Hey there!
I am trying to create a custom audio dataset with local files: I have the audiofiles (mp3) and the corresponding metadata (json). I can’t upload the data to the huggingface hub, because it’s confidential. Does anyone know if there is a way of creating the audio set without uploading the data to the hub?
Hi! You can use the AudioFolder to quickly create the dataset, and make sure you have the metadata file in the same directory (check out the docs here for more details!)
from datasets import load_dataset
dataset = load_dataset("audiofolder", data_dir="/path/to/data")
I did some checks yesterday and sort of worked. I am currently at training step and the training process fails due to PYTORCH_CUDA_ALLOC_CONF error (which I am trying to resolve).
What did I do:
Arrange my data in a local folder with the names audio_0.wav, audio_1.wav… , audio_N.wav.
df train was a pandas dataframe in my case with information like label for each audio file
audio_dict = {}
audio_dict[‘audio’] = [“path/to/audio_1”, “path/to/audio_2”, …, “path/to/audio_n”]
audio_dict[‘label’] = [x for x in df_train.label]
audio_dict[‘split’] = len(df_train)*[‘train’]

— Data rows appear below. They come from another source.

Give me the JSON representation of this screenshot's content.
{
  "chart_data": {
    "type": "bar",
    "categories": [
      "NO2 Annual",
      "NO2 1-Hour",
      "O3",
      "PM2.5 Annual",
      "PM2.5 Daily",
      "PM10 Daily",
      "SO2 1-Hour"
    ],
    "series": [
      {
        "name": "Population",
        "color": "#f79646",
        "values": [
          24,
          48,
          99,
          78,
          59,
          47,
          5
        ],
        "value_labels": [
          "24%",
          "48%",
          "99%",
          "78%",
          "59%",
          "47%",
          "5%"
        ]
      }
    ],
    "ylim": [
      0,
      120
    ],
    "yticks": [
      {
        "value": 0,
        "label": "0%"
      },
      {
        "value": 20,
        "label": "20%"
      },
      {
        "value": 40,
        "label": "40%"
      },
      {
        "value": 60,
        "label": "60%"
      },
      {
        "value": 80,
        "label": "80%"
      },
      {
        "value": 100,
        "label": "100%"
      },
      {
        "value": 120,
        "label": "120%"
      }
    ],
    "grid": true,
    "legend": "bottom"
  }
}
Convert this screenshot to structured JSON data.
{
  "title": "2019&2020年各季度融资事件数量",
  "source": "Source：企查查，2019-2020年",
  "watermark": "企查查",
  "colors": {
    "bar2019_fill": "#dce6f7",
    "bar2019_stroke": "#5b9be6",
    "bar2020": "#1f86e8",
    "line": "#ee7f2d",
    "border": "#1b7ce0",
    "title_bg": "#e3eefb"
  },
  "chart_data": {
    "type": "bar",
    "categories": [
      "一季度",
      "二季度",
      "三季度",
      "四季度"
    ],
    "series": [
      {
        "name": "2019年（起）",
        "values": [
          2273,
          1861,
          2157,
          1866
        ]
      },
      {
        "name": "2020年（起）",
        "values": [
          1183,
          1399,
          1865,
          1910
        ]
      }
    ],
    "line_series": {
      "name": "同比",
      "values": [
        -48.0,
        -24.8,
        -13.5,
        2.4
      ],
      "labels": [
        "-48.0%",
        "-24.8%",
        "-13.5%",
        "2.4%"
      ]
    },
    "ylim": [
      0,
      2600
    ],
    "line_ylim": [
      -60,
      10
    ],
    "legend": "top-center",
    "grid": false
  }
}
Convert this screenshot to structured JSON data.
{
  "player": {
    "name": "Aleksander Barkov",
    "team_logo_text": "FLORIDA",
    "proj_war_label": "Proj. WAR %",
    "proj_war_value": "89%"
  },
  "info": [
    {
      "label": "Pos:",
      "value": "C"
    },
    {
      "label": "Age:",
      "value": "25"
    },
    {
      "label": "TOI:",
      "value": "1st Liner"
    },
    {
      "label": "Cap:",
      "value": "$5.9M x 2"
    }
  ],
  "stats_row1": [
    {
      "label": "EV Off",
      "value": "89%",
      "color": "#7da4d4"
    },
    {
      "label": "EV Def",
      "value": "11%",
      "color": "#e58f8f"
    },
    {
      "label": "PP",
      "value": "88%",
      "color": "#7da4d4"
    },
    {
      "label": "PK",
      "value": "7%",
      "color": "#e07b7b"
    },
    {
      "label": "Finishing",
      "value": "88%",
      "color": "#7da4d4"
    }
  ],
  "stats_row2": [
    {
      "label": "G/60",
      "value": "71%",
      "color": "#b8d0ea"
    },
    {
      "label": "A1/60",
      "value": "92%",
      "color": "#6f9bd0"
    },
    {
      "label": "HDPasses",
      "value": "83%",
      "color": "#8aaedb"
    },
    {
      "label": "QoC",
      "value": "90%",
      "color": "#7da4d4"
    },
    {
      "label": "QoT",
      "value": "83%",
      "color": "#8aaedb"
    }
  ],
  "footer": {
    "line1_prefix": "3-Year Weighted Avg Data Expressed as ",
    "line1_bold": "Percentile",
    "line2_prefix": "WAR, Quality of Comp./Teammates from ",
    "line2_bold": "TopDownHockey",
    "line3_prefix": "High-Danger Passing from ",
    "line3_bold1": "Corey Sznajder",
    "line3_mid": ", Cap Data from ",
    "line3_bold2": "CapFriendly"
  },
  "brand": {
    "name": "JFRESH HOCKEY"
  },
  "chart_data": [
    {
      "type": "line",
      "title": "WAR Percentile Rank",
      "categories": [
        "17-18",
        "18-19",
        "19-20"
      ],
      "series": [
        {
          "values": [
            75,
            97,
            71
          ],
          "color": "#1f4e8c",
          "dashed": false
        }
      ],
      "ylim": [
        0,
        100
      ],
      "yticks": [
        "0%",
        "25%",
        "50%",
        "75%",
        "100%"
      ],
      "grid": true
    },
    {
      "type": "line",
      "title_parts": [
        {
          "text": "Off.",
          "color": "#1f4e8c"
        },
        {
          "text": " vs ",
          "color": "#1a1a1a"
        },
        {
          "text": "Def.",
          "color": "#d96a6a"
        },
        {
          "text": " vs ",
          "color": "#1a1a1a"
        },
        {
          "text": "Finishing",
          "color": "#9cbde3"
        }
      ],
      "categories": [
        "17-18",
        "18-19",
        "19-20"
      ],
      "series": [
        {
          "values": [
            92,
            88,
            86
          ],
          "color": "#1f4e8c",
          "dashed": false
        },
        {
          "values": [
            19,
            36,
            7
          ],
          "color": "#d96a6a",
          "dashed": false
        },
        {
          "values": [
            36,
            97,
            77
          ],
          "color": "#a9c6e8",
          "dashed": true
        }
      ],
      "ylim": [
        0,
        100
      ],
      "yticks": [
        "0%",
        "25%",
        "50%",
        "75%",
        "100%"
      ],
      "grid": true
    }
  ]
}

audio_dataset = Dataset.from_dict(audio_dict).cast_column(“audio”, Audio()) #note: for now i am not using the split column anywhere in my code, it can be omitted i think
once i got my audio_dataset object, i replaced the “dataset” object with “audio_Dataset” in this notebook, Google Colab
However, I solved my initial issue: I saved the metadata in a json file, which is wrong. You have to save it in a jsonl file. After I changed the file type, audiofolder worked for me.